Virginia is a helpful case study. It had the distinction of being the most prosperous colony, due to its successful tobacco trade. When tobacco became a less lucrative cash crop, the state successfully segued into cultivating cotton and became the young nation's wealthiest state, producing several US presidents, including plantation owner Thomas Jefferson.
Before the tobacco boom, Virginia's slaves enjoyed relative "freedom." They were allowed their own livestock and a small plot of land on which they cultivated their own small crops. The ability to maintain these bits of property tells us that the slaves enjoyed some leisure time and were granted a level of autonomy. Free blacks enjoyed a level of freedom that seemed to put them on par with whites. Not only could they own land, they could also testify in court and settle legal quarrels there; and they were permitted to marry whomever they chose.

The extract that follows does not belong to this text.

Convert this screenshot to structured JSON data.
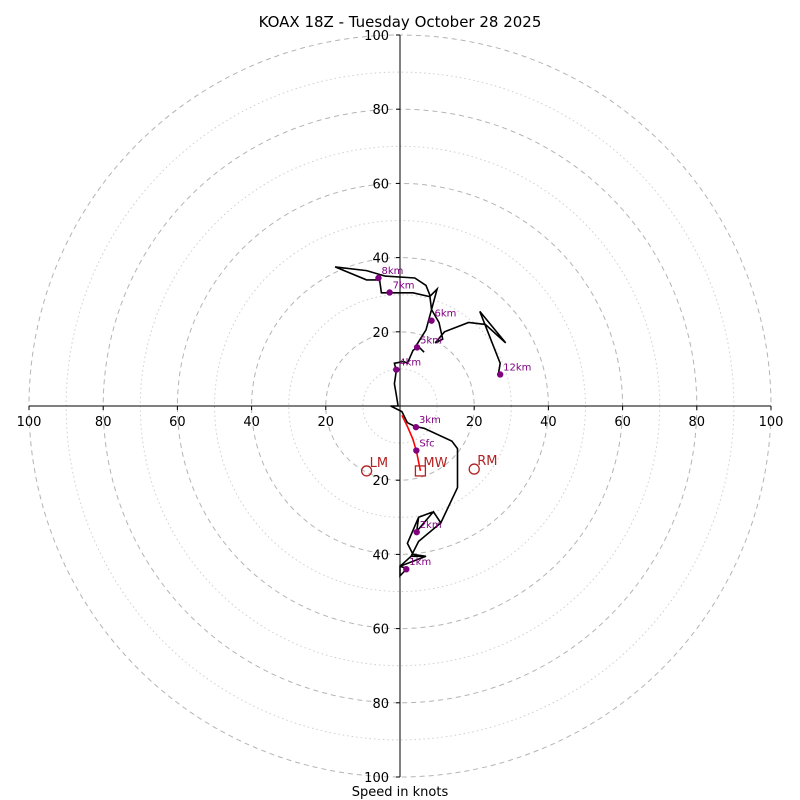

After the boom in the tobacco market, the lives of slaves and free blacks became more restricted to ensure the supply of free labor and to make black people the distinct source of that labor. To be white now meant to be a member of a privileged class. Poor whites benefited from this to some degree, as well. Taylor writes of instances in which poor white Virginians would steal livestock from blacks and go unpunished, due to the revocation of legal recourse for black people.
Race-based slavery ensured the wealth of the white planter class, while the status of poorer whites did not change. Race-based slavery officially eliminated the necessity of white indentured servants. Earlier in the century, poor, but hopeful, British immigrants exchanged their labor for a parcel of land. This system created the unwelcome burden of market competition. Slave-based labor allowed planters to monopolize on lucrative agricultural markets. It also allowed for sharper divisions determined by class and race, creating the strict, "classical" hierarchy that characterized social and economic life in the South.